Время никуда не спешило, и каждый год тянулся так долго, словно был не годом, а целым веком, и жизнь проходила незаметно, безболезненно. Не было такого, чтобы только еще вчера цветущая девушка открыла поутру глаза, глянула в зеркало и внезапно увидела там увядающую матрону. И если оглядываться назад, то можно было увидеть бесконечную анфиладу, заполненную мириадами событий, крошечных и покрупнее, но одинаково значимых, ибо из них всех ткалась плотная, ровная ткань бытия.
Только Машенька росла, то и дело прихварывая, — цветочек болезненный, но все же жизнестойкий, — а Елизавета Алексеевна и Михайла Васильевич задержались в неизменном состоянии.

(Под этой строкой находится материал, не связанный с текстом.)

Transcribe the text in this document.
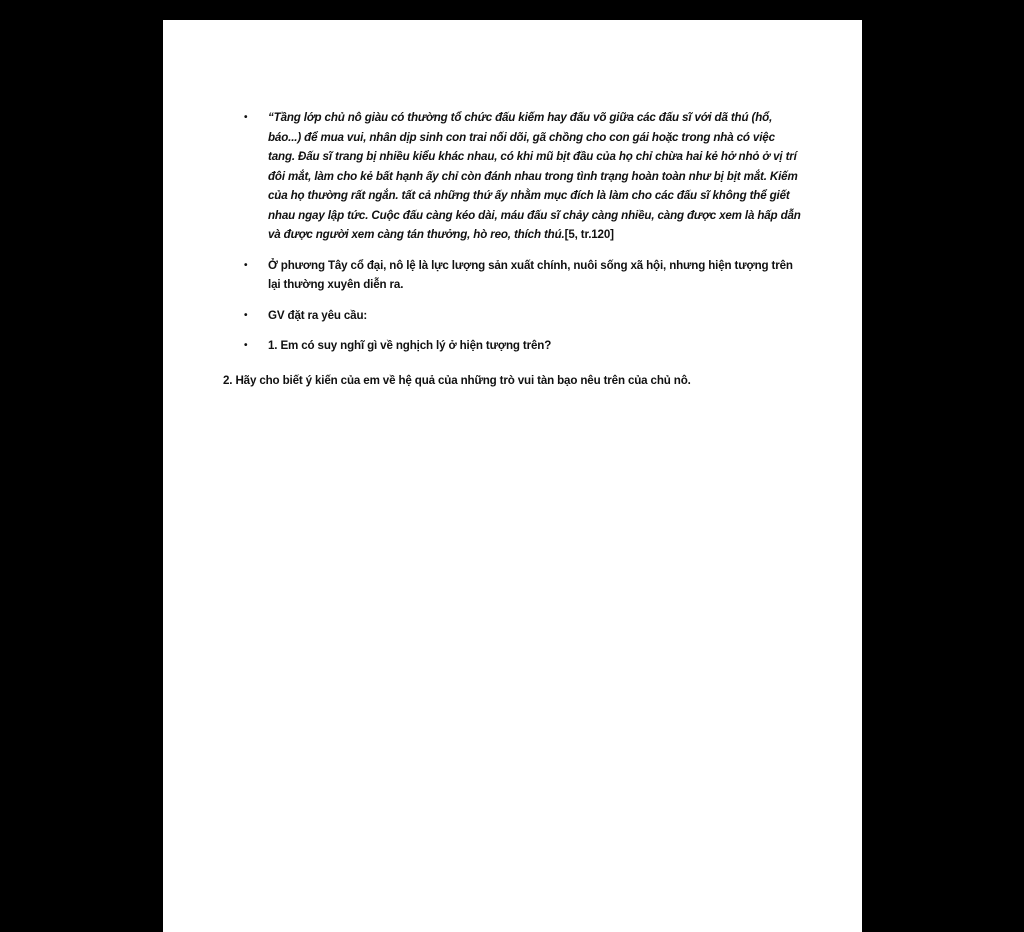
• “Tầng lớp chủ nô giàu có thường tổ chức đấu kiếm hay đấu võ giữa các đấu sĩ với dã thú (hổ, báo...) để mua vui, nhân dịp sinh con trai nối dõi, gã chồng cho con gái hoặc trong nhà có việc tang. Đấu sĩ trang bị nhiều kiểu khác nhau, có khi mũ bịt đầu của họ chỉ chừa hai kẻ hở nhỏ ở vị trí đôi mắt, làm cho kẻ bất hạnh ấy chỉ còn đánh nhau trong tình trạng hoàn toàn như bị bịt mắt. Kiếm của họ thường rất ngắn. tất cả những thứ ấy nhằm mục đích là làm cho các đấu sĩ không thể giết nhau ngay lập tức. Cuộc đấu càng kéo dài, máu đấu sĩ chảy càng nhiều, càng được xem là hấp dẫn và được người xem càng tán thưởng, hò reo, thích thú.[5, tr.120]
• Ở phương Tây cổ đại, nô lệ là lực lượng sản xuất chính, nuôi sống xã hội, nhưng hiện tượng trên lại thường xuyên diễn ra.
• GV đặt ra yêu cầu:
• 1. Em có suy nghĩ gì về nghịch lý ở hiện tượng trên?

2. Hãy cho biết ý kiến của em về hệ quả của những trò vui tàn bạo nêu trên của chủ nô.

Арсеньев давно махнул рукой и на попытки управлять имением, и на несбыточную возможность семейного счастья с законной супругой, и вел жизнь бесполезную и лишенную спасительных скорбей.
Все переменилось с приездом новой соседки, княжны Мансыревой, которая вдруг решилась бросить все, что окружало ее в Москве, и поселиться в сельской глуши — зализывать душевные раны и поправлять пришедшие в упадок дела. Первую неделю она никуда не выезжала — осваивалась на месте; понимая обстоятельства, соседские помещицы также не тревожили ее визитами. Все выжидали.
Тем временем Арсеньев, разъезжая по окрестностям, встретил в лесу всадницу. Поначалу ему почудилось, что это — Тришка, главный его актер, пренебрегая обычными правилами, отправился на прогулку.
— Ну, я тебя! — сказал Арсеньев, глядя с изумлением, как всадник лихо несется по полю. — И лошадь взял! Да еще, кажется, орет что-то? Горло застудит! Пьесу мне сорвет! А гости уж приглашены… Высеку!
Приняв такое благое решение, Арсеньев бросился нагонять дерзкого всадника. А ветер тем временем вновь донес до его слуха резкий, отчаянный визг: верещали не от страха, а от дикой, первобытной радости. «Нет, не Тришка, — ошеломленно подумал Михайла Васильевич. — Тришка так не может…»
Тем временем всадник заметил погоню и ударил коня пятками. Мелькнули красные сапожки, конь поднялся на дыбы и вновь помчался по полю.